Ao pé dos animais enjaulados, outro deles – o coração – é
o que urra em silêncio, à esmola de mais vinho venoso
e menos memória. Distraídas unhas raspam da pele células tão
mortas quão certas segundas-feiras, antes de certos verões.
V
De carro, a caminho de algures, pode a bruta Natureza
deixar cair um anel que uma lagoa seja – ou um diadema
subido a cristaleira gambiarra de estrelas acesas: ou olhos.
Pode. É sempre então que a analgia adormenta o vivente.
Muita é a beleza não ensinada deste mundo nu. Escusado
é lograr uma indiferença ante essoutra Lei: a que
rege a humanidade estatuária dos penedos brutos
na montanha que mar foi, antes de nós todos.
Iniludível é, ainda, o teor marinho das manhãs ao ente
do mar saudoso. Tanto a tristeza rima com beleza,
tanta uma, outra tanta. E das cercanias da estrada, violetas,
violentas, as bocas da Natureza um só recado dizem.
VI
Podem reunir-nos em categorias bacteriológicas, igrejas,
hábitos de consumo e livros de Verão. Podem casar-nos
e separar-nos, entre vivas, vaias, putos e apupos.
Podem chamar-nos nomes com que não nos escrevemos.
Podem olhar-nos como olham as estátuas de gelo que nos
revelam forma e massa. É até possível que nos filmem
nas ruas natalícias, muito contentes a gastar os cêntimos
do amor em lojas especializadas no amor a cêntimos.
Podem fazer-nos tudo: hospitais, tribunais, escolas,
finanças, creches, cafés, associações, aeroportos,
clubes, tertúlias, feiras, freguesias, pulhices. E nós
demandamos, aindassim, a felicidade numerada das portas.
VII
Cortarás a água com um espada feita de braço.
Farás, da mão, lâmina: e cortarás
enviesadamente, dadas as físicas leis que
regem a Esgrima e a Dinâmica.
O dia chegará quando te tuteie ninguém, ou ninguém
te fale na noite, excepto tu, em sonhos geológicos
mineralizados pelo frio da rua a que caíste.
(Pode ser em tua casa.)
Da poesia, a magia é nada disto recordares
ou recortares, quando, então: pois é tão belo
o esquecimento quão um anel-lagoa,
uma distracção voluntária das estrelas, altamente.
VIII
Eu agora entro para pedir: me não falte o azeite
gasto pelos pobres em seringadoras noites de borda d’água,
quando eram meninos solares meu Pai e os Vossos.
É pedir o não exposto: nenhuma jóia de ourivesaria alguma.
Eu sei.
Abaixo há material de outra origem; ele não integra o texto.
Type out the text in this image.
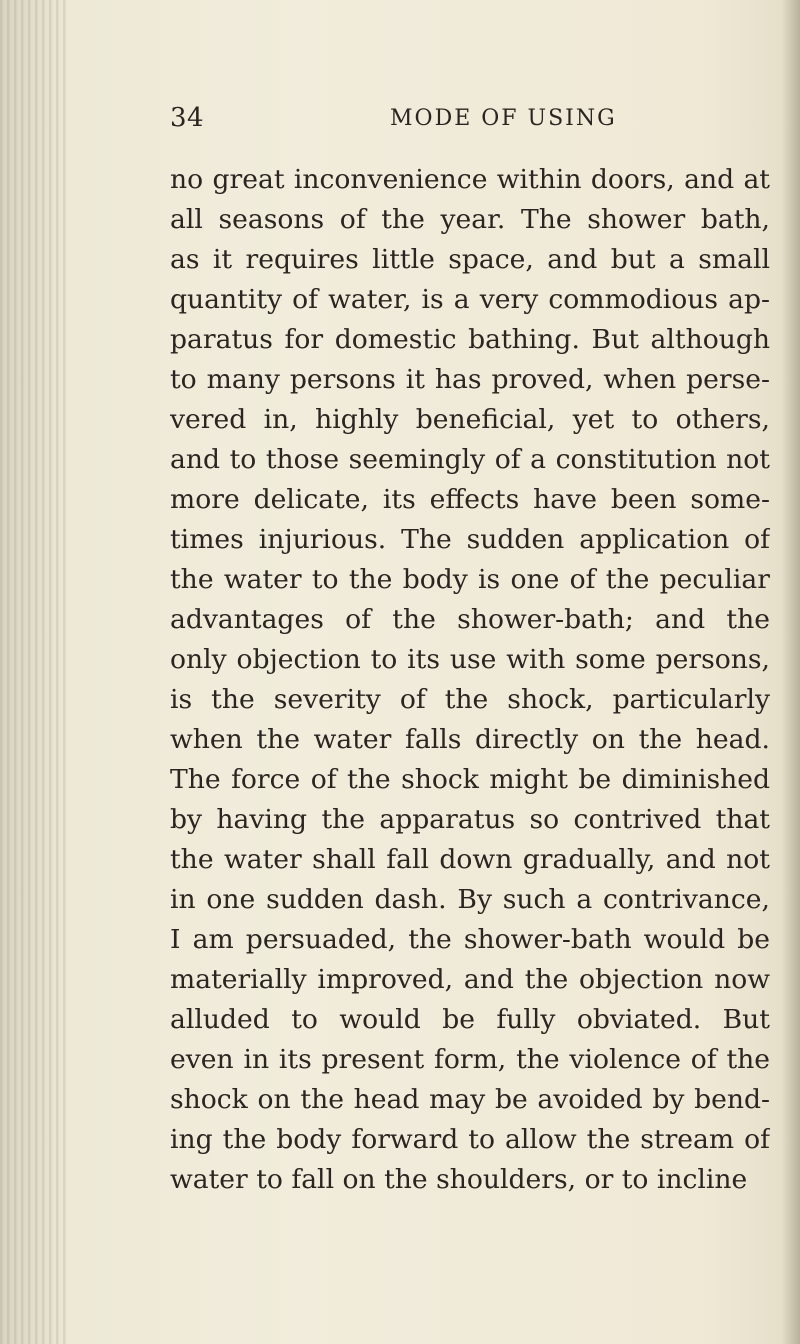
34	MODE OF USING
no great inconvenience within doors, and at
all seasons of the year. The shower bath,
as it requires little space, and but a small
quantity of water, is a very commodious ap-
paratus for domestic bathing. But although
to many persons it has proved, when perse-
vered in, highly beneficial, yet to others,
and to those seemingly of a constitution not
more delicate, its effects have been some-
times injurious. The sudden application of
the water to the body is one of the peculiar
advantages of the shower-bath; and the
only objection to its use with some persons,
is the severity of the shock, particularly
when the water falls directly on the head.
The force of the shock might be diminished
by having the apparatus so contrived that
the water shall fall down gradually, and not
in one sudden dash. By such a contrivance,
I am persuaded, the shower-bath would be
materially improved, and the objection now
alluded to would be fully obviated. But
even in its present form, the violence of the
shock on the head may be avoided by bend-
ing the body forward to allow the stream of
water to fall on the shoulders, or to incline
Ainda assim, esse azeite peço porque, passo
a explicar, são escuras as minhas noites não cronológicas,
as verdadeiras – aquelas de desejar azeite no escuro.
E no escuro muito se deseja – tudo, propriamente.
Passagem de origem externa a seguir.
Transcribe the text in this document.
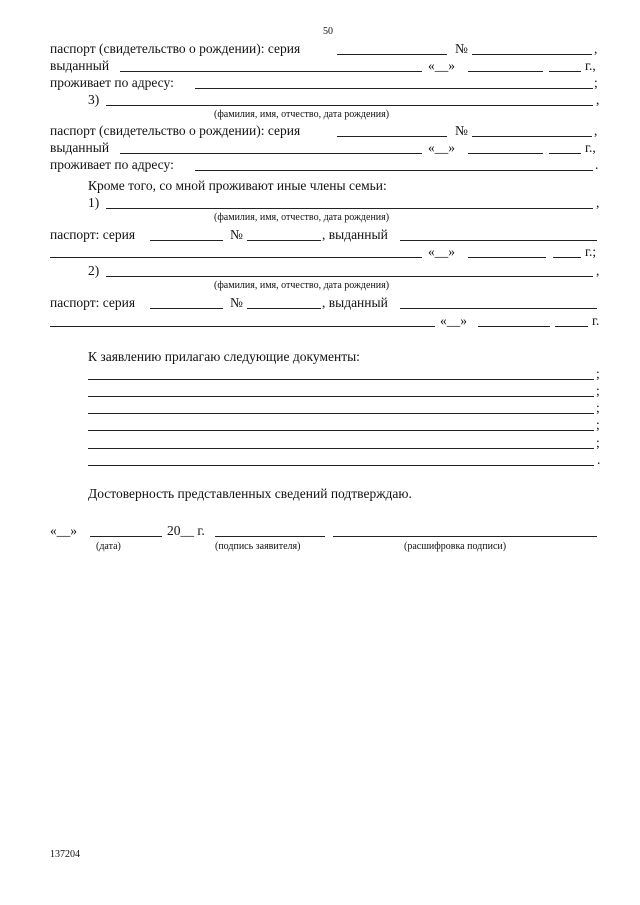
50
паспорт (свидетельство о рождении): серия	№	,
выданный	«__»	г.,
проживает по адресу:	;
3)	,
(фамилия, имя, отчество, дата рождения)
паспорт (свидетельство о рождении): серия	№	,
выданный	«__»	г.,
проживает по адресу:	.
Кроме того, со мной проживают иные члены семьи:
1)	,
(фамилия, имя, отчество, дата рождения)
паспорт: серия	№	, выданный
«__»	г.;
2)	,
(фамилия, имя, отчество, дата рождения)
паспорт: серия	№	, выданный
«__»	г.
К заявлению прилагаю следующие документы:
;
;
;
;
;
.
Достоверность представленных сведений подтверждаю.
«__»	20__ г.
(дата)	(подпись заявителя)	(расшифровка подписи)
137204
Só a Deus nada peço porque para tal Ginásio não
conheço sapatilhas. Peço mais à lagoa que siga
sendo deitado azeite de estrelas combustíveis, nela e nelas
ardendo a Lua, essa maior prece sem resposta.
IX
Partilha no corpo a escatologia dobre sentido
de porcaria e futuro: merdas áugures.
Cocós e boas intenções jactam dejecções
afinal símiles, como autógrafas cópias mútuas.
Em pastelarias devastadas pelo futuro, cólicas
coléricas e bucoólicas interjeições gaseiam a costura
das gangas sentadas a bever a bola e a veber o licor.
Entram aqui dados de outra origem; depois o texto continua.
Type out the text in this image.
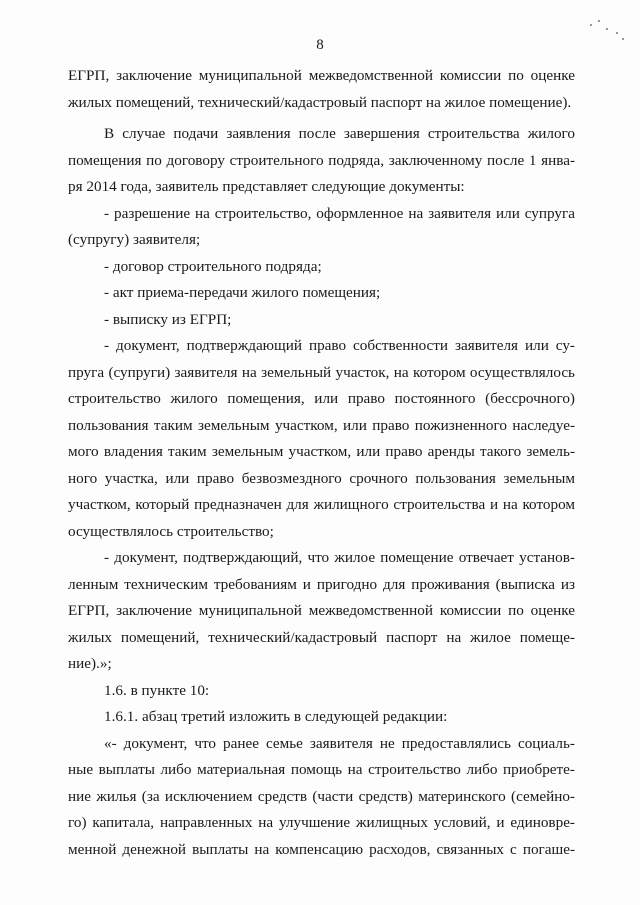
8
ЕГРП, заключение муниципальной межведомственной комиссии по оценке
жилых помещений, технический/кадастровый паспорт на жилое помещение).
В случае подачи заявления после завершения строительства жилого
помещения по договору строительного подряда, заключенному после 1 янва-
ря 2014 года, заявитель представляет следующие документы:
- разрешение на строительство, оформленное на заявителя или супруга
(супругу) заявителя;
- договор строительного подряда;
- акт приема-передачи жилого помещения;
- выписку из ЕГРП;
- документ, подтверждающий право собственности заявителя или су-
пруга (супруги) заявителя на земельный участок, на котором осуществлялось
строительство жилого помещения, или право постоянного (бессрочного)
пользования таким земельным участком, или право пожизненного наследуе-
мого владения таким земельным участком, или право аренды такого земель-
ного участка, или право безвозмездного срочного пользования земельным
участком, который предназначен для жилищного строительства и на котором
осуществлялось строительство;
- документ, подтверждающий, что жилое помещение отвечает установ-
ленным техническим требованиям и пригодно для проживания (выписка из
ЕГРП, заключение муниципальной межведомственной комиссии по оценке
жилых помещений, технический/кадастровый паспорт на жилое помеще-
ние).»;
1.6. в пункте 10:
1.6.1. абзац третий изложить в следующей редакции:
«- документ, что ранее семье заявителя не предоставлялись социаль-
ные выплаты либо материальная помощь на строительство либо приобрете-
ние жилья (за исключением средств (части средств) материнского (семейно-
го) капитала, направленных на улучшение жилищных условий, и единовре-
менной денежной выплаты на компенсацию расходов, связанных с погаше-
Dos costumes nacionais daremos o ponto.
Agrafa-se-nos a agravada ciência da tristeza.
Sábado já, já noite, estoira a granada fria
da certeza: a gorda vanidade das feiras, poéticas
embora. Isto é: falar da Hora, não falar do Tempo.
X
Frangos e papagaios domésticos franjam a testa marítima
da cidadezinha que de sal faz luz e de luz, sal.
Caminham nórdicos e escoceses em demanda de bares.
Na marina, tainhas abocam quilhas oleosteoporosadas.
É o sal do tempo no relógio da Câmara: ao lado,
o Partido Comunista Português vermelheja sindicalismos;
em baixo, tosse haxixe o arrumador cinquentão.
Estivadores bicepam cervejas degoladas à nascença.
É o sal da minha vida, é a luz da minha vida:
surdas músicas, sórdidas pinturas: megafonam
todas nas praças expostas ao perfil dos barcos:
ao invencível perfil de gazela dos barcos.
XI
A mais branca cal estampa-se a negro de viúvas
à igreja acorrendo a carpir seus operários
defuntos. Depois, breve, tudo passa: esse egipto
e essa hora. O sino tange, vibram os azulejos ao bronze.
Peça a peça, compõe a igreja seus brinquedos:
as pessoas de joelhos, ante as adorações do vinho
e da farinha. Quintais paroquiais à parte,
é uma fé boa, pois que só dói quando é precisa.
Da estratosfera, satélites infotográficos dirão
de massas de cor, povoados, savanas, árcticas
coisas de como nos juntamos para matarmos
e nos matarmos. E a branco ardermos mortos, à cal.